By: Dave Astor The president of the National Society of Newspaper Columnists says it's time to go easier on Detroit Free Press columnist Mitch Albom.
"Let's release him from the whipping post," said Suzette Martinez Standring, when contacted today by E&P. "I can't bear to watch the flaying any longer. Yes, he had an ethical lapse with that bogus basketball article. But in the realm of attributions, an investigation indicates he, by history, is not a deliberate and serious quote-lifter."
According to a story in today's Free Press, the newspaper found no evidence that Albom had previously written about something that hadn't yet occurred -- as he did in his April 3 column. The inquiry did find that Albom at times used quotes from other media outlets without mentioning he hadn't gotten the quotes himself.
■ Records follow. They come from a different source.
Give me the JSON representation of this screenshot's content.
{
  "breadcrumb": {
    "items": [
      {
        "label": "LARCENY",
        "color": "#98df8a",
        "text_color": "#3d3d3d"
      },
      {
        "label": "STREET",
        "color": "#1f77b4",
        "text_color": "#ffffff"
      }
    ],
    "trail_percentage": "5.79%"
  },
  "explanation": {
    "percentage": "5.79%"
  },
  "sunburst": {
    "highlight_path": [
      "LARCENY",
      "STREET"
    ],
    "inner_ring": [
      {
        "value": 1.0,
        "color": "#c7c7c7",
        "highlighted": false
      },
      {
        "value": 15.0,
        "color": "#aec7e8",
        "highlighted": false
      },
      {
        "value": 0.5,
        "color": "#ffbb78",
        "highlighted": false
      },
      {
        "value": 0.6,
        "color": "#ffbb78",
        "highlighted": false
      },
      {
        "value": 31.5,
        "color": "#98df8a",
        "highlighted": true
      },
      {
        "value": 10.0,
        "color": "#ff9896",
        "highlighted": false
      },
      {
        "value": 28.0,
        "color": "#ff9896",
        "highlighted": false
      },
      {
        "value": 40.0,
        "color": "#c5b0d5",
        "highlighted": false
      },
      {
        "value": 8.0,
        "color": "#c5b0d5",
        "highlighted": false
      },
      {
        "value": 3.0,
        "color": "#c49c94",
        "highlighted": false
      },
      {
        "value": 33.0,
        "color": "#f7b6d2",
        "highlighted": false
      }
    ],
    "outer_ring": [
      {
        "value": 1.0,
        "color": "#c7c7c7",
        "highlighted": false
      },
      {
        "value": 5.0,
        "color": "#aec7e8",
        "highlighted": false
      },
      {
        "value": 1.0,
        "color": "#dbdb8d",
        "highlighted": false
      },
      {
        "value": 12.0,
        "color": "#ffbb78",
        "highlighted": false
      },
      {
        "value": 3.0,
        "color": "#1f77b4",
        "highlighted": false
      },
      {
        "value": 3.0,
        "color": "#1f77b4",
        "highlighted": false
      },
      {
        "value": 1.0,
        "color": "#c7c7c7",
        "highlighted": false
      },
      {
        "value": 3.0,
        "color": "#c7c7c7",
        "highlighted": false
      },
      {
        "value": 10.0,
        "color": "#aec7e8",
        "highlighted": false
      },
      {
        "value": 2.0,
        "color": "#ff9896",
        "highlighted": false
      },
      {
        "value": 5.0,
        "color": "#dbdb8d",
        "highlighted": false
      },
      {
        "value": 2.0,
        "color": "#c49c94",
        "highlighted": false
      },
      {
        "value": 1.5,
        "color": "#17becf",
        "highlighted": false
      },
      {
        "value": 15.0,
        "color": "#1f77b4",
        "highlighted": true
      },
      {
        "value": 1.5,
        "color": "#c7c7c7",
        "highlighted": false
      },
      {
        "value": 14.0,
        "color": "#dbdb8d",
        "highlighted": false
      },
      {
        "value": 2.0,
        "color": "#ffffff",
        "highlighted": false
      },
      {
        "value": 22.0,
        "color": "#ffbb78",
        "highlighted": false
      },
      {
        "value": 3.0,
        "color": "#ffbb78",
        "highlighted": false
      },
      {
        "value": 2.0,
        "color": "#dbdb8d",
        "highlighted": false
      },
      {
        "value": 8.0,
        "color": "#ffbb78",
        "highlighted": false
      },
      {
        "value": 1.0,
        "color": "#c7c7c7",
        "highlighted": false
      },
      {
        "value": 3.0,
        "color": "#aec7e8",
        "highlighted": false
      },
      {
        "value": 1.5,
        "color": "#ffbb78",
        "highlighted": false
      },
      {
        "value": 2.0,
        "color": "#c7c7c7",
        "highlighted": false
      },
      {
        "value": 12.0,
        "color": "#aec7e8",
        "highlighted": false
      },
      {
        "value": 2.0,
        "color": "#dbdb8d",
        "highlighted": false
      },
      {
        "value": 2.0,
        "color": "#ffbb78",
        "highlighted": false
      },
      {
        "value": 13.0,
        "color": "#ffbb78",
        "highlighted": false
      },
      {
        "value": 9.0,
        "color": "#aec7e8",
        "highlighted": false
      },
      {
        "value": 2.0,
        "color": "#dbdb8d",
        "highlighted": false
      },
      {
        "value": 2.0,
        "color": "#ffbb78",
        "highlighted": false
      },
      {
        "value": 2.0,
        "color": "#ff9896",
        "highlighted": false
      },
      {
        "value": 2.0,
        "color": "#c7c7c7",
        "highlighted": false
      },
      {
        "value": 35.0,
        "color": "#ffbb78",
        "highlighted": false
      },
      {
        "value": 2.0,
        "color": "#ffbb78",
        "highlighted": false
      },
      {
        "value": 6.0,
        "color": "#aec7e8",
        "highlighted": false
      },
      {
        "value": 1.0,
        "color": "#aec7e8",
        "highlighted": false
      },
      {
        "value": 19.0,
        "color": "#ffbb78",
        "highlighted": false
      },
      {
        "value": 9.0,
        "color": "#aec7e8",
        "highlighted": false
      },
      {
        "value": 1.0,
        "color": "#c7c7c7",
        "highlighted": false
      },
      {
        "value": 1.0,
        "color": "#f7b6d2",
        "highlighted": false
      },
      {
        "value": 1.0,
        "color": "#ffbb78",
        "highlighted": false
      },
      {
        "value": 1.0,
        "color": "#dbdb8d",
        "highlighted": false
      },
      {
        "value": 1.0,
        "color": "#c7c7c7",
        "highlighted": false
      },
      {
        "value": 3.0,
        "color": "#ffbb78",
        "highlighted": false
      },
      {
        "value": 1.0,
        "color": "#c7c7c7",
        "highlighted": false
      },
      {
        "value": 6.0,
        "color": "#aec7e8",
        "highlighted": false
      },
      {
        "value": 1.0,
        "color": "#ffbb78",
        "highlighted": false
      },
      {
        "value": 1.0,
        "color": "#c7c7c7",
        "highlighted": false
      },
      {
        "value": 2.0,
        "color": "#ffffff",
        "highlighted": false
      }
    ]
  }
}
But the Detroit daily said other Freep columnists had done this, and that this reflected a lack of familarity with the paper's rules of attribution.
"If you're going to repeat a quote, then be dead accurate and don't give the impression the actual speaker was speaking to you," said Standring. But she added: "In the absence of a well-circulated policy, mistakes can and have happened."
The NSNC president also noted that columnists write differently than reporters. "Although columnists are held strictly to the truth, they're allowed more leeway in using prose and storytelling," said Standring. "Let's not take that away. While a columnist does own the responsibility for attribution and factual information, I believe it's his/her call on how to convey it. Albom does have a point that if a quote is widely circulated, what's the purpose of chewing up precious column space with redundant attribution?"
Standring is a self-syndicated columnist, and Albom's work is distributed by Tribune Media Services.